Amazon buys up all possibility
by HC Amazon, CA - (May 19) - Online retailing giant Amazon.com president, Jeff Bezos, announced today that his company, online retailing giant Amazon.com, had, as of yesterday, completed deals to buy up one of every possible kind of company that now exists or has ever existed or will ever exist.
"We now own all possibility," said Bezos, "so it really doesn't matter what the fuck reality really is anymore, if, in fact, it ever even really was anything in the first place, or if, in fact, it ever even really mattered what."
Pausing momentarily to attempt but fail to cough up huge chunks of phlegm, Bezos invited all the seething masses out there to stop wasting their "fucking time yearning to be free and stop bothering with, like, 'thinking' or, like, trying to 'understand,' and just come on over to Amazon.com and fucking BUY SOMETHING, you materialistic sacks of shit."
Bezos stated that every time one of his valued customers buys something from Amazon.com, they are actually becoming a little more like him, "which is GOOD."
"I am buying companies," said Bezos, "and our valued seething psychopathic customers are buying books [about people like me bying companies]. And so they are almost just like me, which is both GOOD and the name of a Paul Revere and the Raiders hit."
"And speaking of GOOD [which is half the name of a Paul Revere and the Raiders hit]," said Bezos, "in case there is any question that our motivation is anything but PURE, we have also bought the whole fucking Catholic Church."

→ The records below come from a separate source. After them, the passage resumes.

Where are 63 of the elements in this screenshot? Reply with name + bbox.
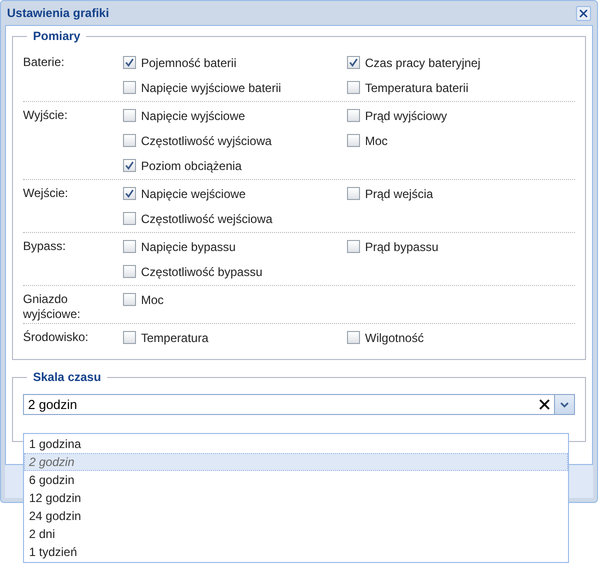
checkbox[interactable] [123,187,136,200]
window-title: Ustawienia grafiki [7,6,110,20]
checkbox[interactable] [123,81,136,94]
dropdown-option[interactable]: 1 godzina [24,435,568,453]
checkbox[interactable] [123,159,136,172]
dropdown-option[interactable]: 1 tydzień [24,543,568,561]
checkbox[interactable] [123,212,136,225]
checkbox[interactable] [123,240,136,253]
checkbox-label: Napięcie wyjściowe [141,108,246,122]
checkbox[interactable] [123,109,136,122]
checkbox-label: Częstotliwość bypassu [141,264,262,278]
checkbox[interactable] [347,81,360,94]
checkbox[interactable] [123,134,136,147]
group-label: Baterie: [23,54,66,70]
checkbox[interactable] [347,240,360,253]
panel-legend: Skala czasu [27,370,108,384]
checkbox-label: Częstotliwość wejściowa [141,212,272,226]
checkbox-label: Czas pracy bateryjnej [365,56,480,70]
checkbox-label: Napięcie wyjściowe baterii [141,80,282,94]
checkbox[interactable] [123,56,136,69]
checkmark-icon [125,189,134,198]
checkbox-label: Napięcie wejściowe [141,186,246,200]
checkbox[interactable] [347,187,360,200]
checkbox-label: Moc [141,292,164,306]
checkbox[interactable] [347,56,360,69]
time-scale-combo[interactable]: 2 godzin [23,394,575,415]
checkbox-label: Prąd wejścia [365,186,434,200]
checkmark-icon [125,161,134,170]
clear-x-icon [538,399,550,410]
checkbox[interactable] [123,331,136,344]
panel-legend: Pomiary [27,29,86,43]
dropdown-button[interactable] [554,395,574,414]
checkbox[interactable] [347,134,360,147]
checkbox[interactable] [347,109,360,122]
group-label: Gniazdo wyjściowe: [23,291,82,322]
checkbox-label: Prąd bypassu [365,240,438,254]
dropdown-option[interactable]: 2 godzin [24,453,568,471]
checkmark-icon [125,58,134,67]
combo-value: 2 godzin [27,396,78,414]
dropdown-option[interactable]: 2 dni [24,525,568,543]
dropdown-option[interactable]: 6 godzin [24,471,568,489]
group-label: Środowisko: [23,329,90,345]
checkbox[interactable] [347,331,360,344]
dropdown-option[interactable]: 24 godzin [24,507,568,525]
checkbox-label: Wilgotność [365,330,424,344]
close-icon [579,8,588,18]
close-button[interactable] [576,6,591,20]
group-label: Wyjście: [23,107,69,123]
dropdown-option[interactable]: 12 godzin [24,489,568,507]
checkbox-label: Częstotliwość wyjściowa [141,134,272,148]
checkmark-icon [349,58,358,67]
checkbox-label: Napięcie bypassu [141,240,236,254]
checkbox-label: Poziom obciążenia [141,158,242,172]
checkbox-label: Pojemność baterii [141,56,236,70]
checkbox[interactable] [123,265,136,278]
caret-icon [560,402,569,408]
group-label: Bypass: [23,238,67,254]
checkbox-label: Prąd wyjściowy [365,108,448,122]
checkbox-label: Temperatura [141,330,208,344]
checkbox[interactable] [123,293,136,306]
checkbox-label: Temperatura baterii [365,80,468,94]
checkbox-label: Moc [365,134,388,148]
group-label: Wejście: [23,185,70,201]
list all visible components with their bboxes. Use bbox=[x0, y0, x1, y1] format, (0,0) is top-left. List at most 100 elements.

Bezos, becoming somewhat impassioned as he addressed reporters, told them that, in fact, he would personally be taking it upon himself to personally travel the earth, personally taking EVERYONE's personal confession, himself, in person, one by one.
"If they will all just reach down to the spirit deep inside them and confess their shopping habits and little consumer hot buttons to me," said Bezos, "I can help them to a better life -- and can sell them just the right CD to be playing in the background when they read just the right book that my bots will recommend to them along with just the right drug to be on when reading that book with that CD playing in the background, and just the right munchy to be munching and just the right chair to be sitting in with just the right animatronic sex doll sucking them off."
Despite owning the Catholic Church, Bezos still seemed to display a bit of the sin of pride as he told reporters how his customer base contains, like, 5 or 10 times as many customers as there are people in ALL of mankind summed across ALL History.
"We have EVERYBODY and all their aliases and multiple personalities and projections of themselves real and imagined, too, and our cookie technology recognizes all of them as individuals by the relative pressure of their fingers on certain keys," said Bezos. "Behind their back and unbeknownst to anyone."
According to the Amazon CEO, his customer database was even being bolstered as he spoke, by the legions of souls waiting outside Time to be re- or just plain in-carnated into this fucking life.
These pre-re-incarnates apparently can't wait any longer and are shopping at Amazon.com so that when they finally do "arrive," they will already have lots of toaster ovens and unopened packs of old baseball cards and hand crank Y2K radios, already waiting for them.
"They will, therefore, start off way ahead of the game," said Bezos. "Ahhh, to be a re-incarnate-in-waiting again. This is a great time to be not quite yet alive."
Bezos also stated that, starting today, in order to more quickly drive the few remaining non-Amazon-owned businesses out of existence and destroy the world economy, he will make all products absolutely free, and also pay the shipping out of his own pocket.
"Ultimately," said Bezos, "we will reap vast long-term profits from this business model, though this is, of course, totally incomprehensible to mundane minds unable to think outside the old beat-up UPS crate they were shipped in on."
According to analysts at the venture capital firm of Kleiner, Larry, Moe, and Curly Joe, the new Amazon.com business model works like this:
Along with the items that customers "purchase" for free, they also receive 1000 free shares of Amazon stock. As stockholders, they now feel it incumbent upon themselves to go out and find anyone who's not buying everything from Amazon -- and kill them.
This drives the value of Amazon stock perpetually higher as "Wall Street" sees it getting ever closer to the point where ALL non-Amazon purchasing is eliminated and Amazon can suddenly charge whatever the fuck it wants for whatever shoddy piece of crap it can find to sell. At that point, the company could begin to see actual profits.
Unfortunately, according to analyst Rebecca Sunnybrook of Kleiner, Larry, Moe, the total of all Amazon profits liberally extrapolated till the end of Time, is apparently still only just enough to buy either 100 Phenobarbitals and a bottle of Stoli or a shotgun and a footrest -- both totally free and always in stock despite huge demand -- down at the Amazon general store, just off interstate 9.